Survivors and their relatives walk through the gates of the Auschwitz-Birkenau camp in Oswiecim, Poland. Photos / AP
Holocaust survivors gathered at Auschwitz-Birkenau to mark 75 years since the liberation of the Nazi concentration camp - and perhaps the last major anniversary for which many of them will be alive to share their stories.
The commemoration at the site of the camp in Poland was also attended by dignitaries and officials from more than 50 countries, although some world leaders attended a ceremony in Jerusalem last week instead, and enduring political disputes threatened to overshadow both events.
Speaking next to the preserved railway tracks that brought cattle-cars of victims to Auschwitz, Bat-Sheva Dagan, 94, described having her head shaved and arm tattooed upon her arrival and how she was forced to sort the belongings of those sent to their deaths.
"Where was everybody?" she asked. "Where was the world, who could see that, hear that, and yet did nothing to save all those thousands?"
More than one million people were killed in the gas chambers at Auschwitz, the vast majority of whom were Jews. In total, the Nazi campaign to eradicate Jews from Europe claimed more than six million Jewish lives, while others such as Poles, Roma and Sinti were also put to death in concentration camps.
Although the Soviet army is credited with liberating Auschwitz, Russian President Vladimir Putin boycotted the event, and Polish President Andrzej Duda skipped last week's ceremony at Yad Vashem in Jerusalem, as they dispute the role of each other's country in collaborating with the Nazis.
The rift underscores concerns about the growing politicisation of the history of the war, as the pool of those who can remember its horrors shrinks and anti-Semitism resurges in Europe and the United States.

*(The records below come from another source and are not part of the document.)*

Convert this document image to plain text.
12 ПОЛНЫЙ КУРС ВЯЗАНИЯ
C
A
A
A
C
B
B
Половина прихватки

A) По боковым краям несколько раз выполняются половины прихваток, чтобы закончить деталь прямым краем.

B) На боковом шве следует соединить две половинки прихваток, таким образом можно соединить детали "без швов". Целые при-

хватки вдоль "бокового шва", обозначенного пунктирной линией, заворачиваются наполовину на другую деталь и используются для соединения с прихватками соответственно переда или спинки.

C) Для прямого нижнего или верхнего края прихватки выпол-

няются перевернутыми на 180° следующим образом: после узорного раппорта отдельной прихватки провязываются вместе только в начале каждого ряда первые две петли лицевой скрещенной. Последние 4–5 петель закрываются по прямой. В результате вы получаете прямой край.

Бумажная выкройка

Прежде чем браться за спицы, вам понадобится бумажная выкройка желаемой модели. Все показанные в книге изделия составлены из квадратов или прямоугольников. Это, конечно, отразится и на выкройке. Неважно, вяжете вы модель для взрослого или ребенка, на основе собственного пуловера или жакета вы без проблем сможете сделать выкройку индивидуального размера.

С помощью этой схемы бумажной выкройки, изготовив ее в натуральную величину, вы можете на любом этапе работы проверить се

"World War II history is being weaponised today, and not for the first time," said David Harris, head of the American Jewish Committee. He described Russia's attempt to play down Joseph Stalin's 1939 pact with Adolf Hitler and blame Poland for the war's outbreak as "preposterous." He characterised the decision not to invite Duda to speak alongside other world leaders in Israel as "disappointing."
"Power politics cannot be allowed to distort the truth," he said. "Or we will all pay a heavy price."
In recent years and months, spats about who collaborated with the Nazis before and during the war have mounted. Poland and Israel have rowed over attempts by Warsaw's right-wing government to make it a crime to accuse the country of complicity in war crimes.
Putin elevated tensions over history late last year with a distorted historical narrative that accused the Polish state of collaborating with the Nazis and painted the Russians as untainted war heroes. Warsaw accuses Russia of playing down its role in invading Poland and its own collaboration with the Nazis.
"Distorting the history of the Second World War and denying the crimes of genocide and the Holocaust," Duda said today, "is tantamount to desecration of the memories of the victims whose remains are scattered here."
He made pointed remarks about Poland being the "first target of Nazi Germany's aggression" and stressed that its troops fought from the "first day to the last."
Survivor Marian Turski, 93, said he would probably not live to mark another major anniversary at Auschwitz.
"So please forgive me that there will be some emotions in what I'm going to say," he said, addressing the younger generations. He said that even though just 25 years had elapsed since World War I when World War II broke out, it felt distant, and that he understands that young people today feel detached from the horrors of the Holocaust.
"Auschwitz did not fall from the skies," he said, recalling the growing anti-Semitism in Germany in the 1930s. "It was approaching until what happened here, behind me, did happen."
He urged younger generations to be vigilant: "Do not be indifferent when you hear lies, historical lies. Do not be indifferent when you see the past is stretched to fit the current political needs. Do not be indifferent when any minority is discriminated against."